For anyone not named Hill, that was a difficult task Thursday. Hill's sinker has such movement that when he can place it on both sides of the plate he rarely has to throw his other pitches. In the third, he threw one to Phillies shortstop Jimmy Rollins, hitting left-handed, with a 1-2 count. The ball started in toward Rollins's body, but then darted hard back over the plate. Rollins couldn't lift his bat, and he was called out on strikes.
"For a lefty, you have pitches coming at your front hip," catcher Brian Schneider said, "and it's hard to tell yourself, 'Oh, swing.' "
The truest assessment of such a pitch, and how it factored into such a performance, comes from the opposition. The Phillies were wowed.
"He's probably got one of the best sinkers in the league, between him and Brandon Webb," said Rowand, introducing the reigning National League Cy Young award winner into the conversation. "He throws it hard. He hits his spots with it. He'll backdoor it on righties. He gave us fits today."
And then, when he walked Pat Burrell to lead off the eighth, he gave himself fits. The Nationals had seized a 4-0 lead on Dmitri Young's solo homer in the fourth and a three-run sixth that ended Hamels's day. Rowand's homer, on a sinker that Hill called a "bad pitch," got the Phillies a run.
So after the walk to Victorino in the ninth, Acta pulled Hill. On came Cordero, who has had fits of his own. But as he worked through those problems, Cordero realized he was relying too much on his slider, not enough on his fastball.
"That's what got me to where I am today," Cordero said.

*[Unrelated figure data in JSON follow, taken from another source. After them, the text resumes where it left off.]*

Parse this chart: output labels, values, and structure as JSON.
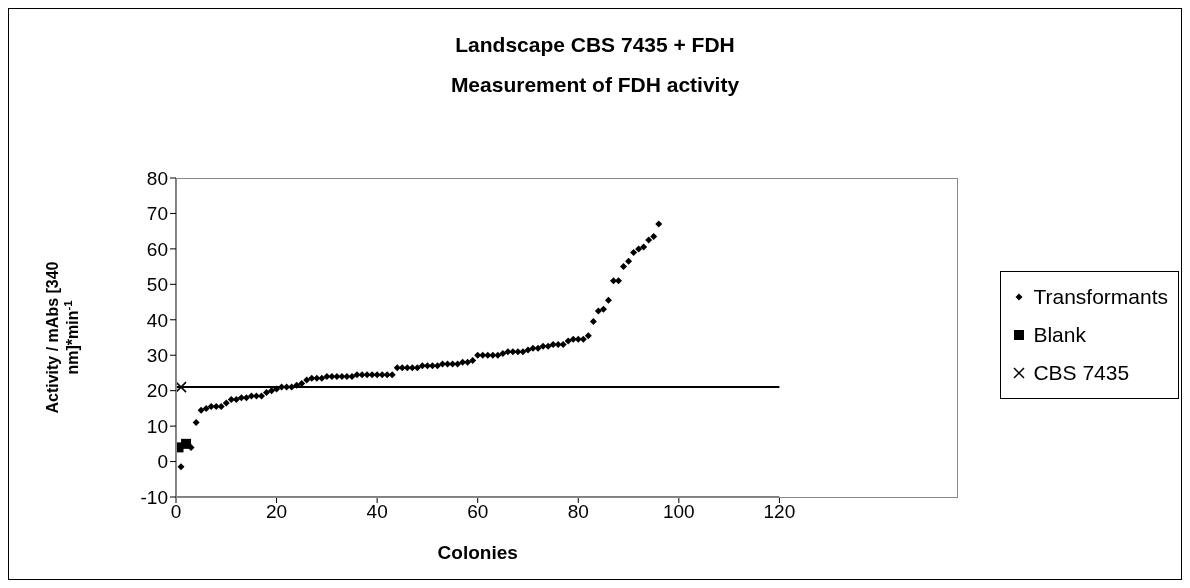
{
  "chart_data": {
    "type": "scatter",
    "title": "Landscape CBS 7435 + FDH",
    "subtitle": "Measurement of FDH activity",
    "xlabel": "Colonies",
    "ylabel": "Activity / mAbs [340 nm]*min$^{-1}$",
    "xlim": [
      0,
      120
    ],
    "xticks": [
      0,
      20,
      40,
      60,
      80,
      100,
      120
    ],
    "ylim": [
      -10,
      80
    ],
    "yticks": [
      -10,
      0,
      10,
      20,
      30,
      40,
      50,
      60,
      70,
      80
    ],
    "grid": false,
    "legend": "right",
    "ref_lines": [
      {
        "axis": "y",
        "value": 21,
        "color": "#000000"
      }
    ],
    "series": [
      {
        "name": "Transformants",
        "color": "#000000",
        "marker": "diamond",
        "x": [
          1,
          3,
          4,
          5,
          6,
          7,
          8,
          9,
          10,
          11,
          12,
          13,
          14,
          15,
          16,
          17,
          18,
          19,
          20,
          21,
          22,
          23,
          24,
          25,
          26,
          27,
          28,
          29,
          30,
          31,
          32,
          33,
          34,
          35,
          36,
          37,
          38,
          39,
          40,
          41,
          42,
          43,
          44,
          45,
          46,
          47,
          48,
          49,
          50,
          51,
          52,
          53,
          54,
          55,
          56,
          57,
          58,
          59,
          60,
          61,
          62,
          63,
          64,
          65,
          66,
          67,
          68,
          69,
          70,
          71,
          72,
          73,
          74,
          75,
          76,
          77,
          78,
          79,
          80,
          81,
          82,
          83,
          84,
          85,
          86,
          87,
          88,
          89,
          90,
          91,
          92,
          93,
          94,
          95,
          96
        ],
        "values": [
          -1.5,
          4,
          11,
          14.5,
          15,
          15.5,
          15.5,
          15.5,
          16.5,
          17.5,
          17.5,
          18,
          18,
          18.5,
          18.5,
          18.5,
          19.5,
          20,
          20.5,
          21,
          21,
          21,
          21.5,
          22,
          23,
          23.5,
          23.5,
          23.5,
          24,
          24,
          24,
          24,
          24,
          24,
          24.5,
          24.5,
          24.5,
          24.5,
          24.5,
          24.5,
          24.5,
          24.5,
          26.5,
          26.5,
          26.5,
          26.5,
          26.5,
          27,
          27,
          27,
          27,
          27.5,
          27.5,
          27.5,
          27.5,
          28,
          28,
          28.5,
          30,
          30,
          30,
          30,
          30,
          30.5,
          31,
          31,
          31,
          31,
          31.5,
          32,
          32,
          32.5,
          32.5,
          33,
          33,
          33,
          34,
          34.5,
          34.5,
          34.5,
          35.5,
          39.5,
          42.5,
          43,
          45.5,
          51,
          51,
          55,
          56.5,
          59,
          60,
          60.5,
          62.5,
          63.5,
          67
        ]
      },
      {
        "name": "Blank",
        "color": "#000000",
        "marker": "square",
        "x": [
          0.5,
          2
        ],
        "values": [
          4,
          5
        ]
      },
      {
        "name": "CBS 7435",
        "color": "#000000",
        "marker": "cross",
        "x": [
          1
        ],
        "values": [
          21
        ]
      }
    ]
  }
}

So he went back to it Thursday. Chase Utley hit a fly ball to the warning track in center, but Church caught it. Ryan Howard followed with a double down the line, and Burrell hit a sacrifice fly. But when he needed to, Cordero struck out Wes Helms with a fastball to end it, preserving a brilliant win for Hill -- though he probably wouldn't assess it that way himself.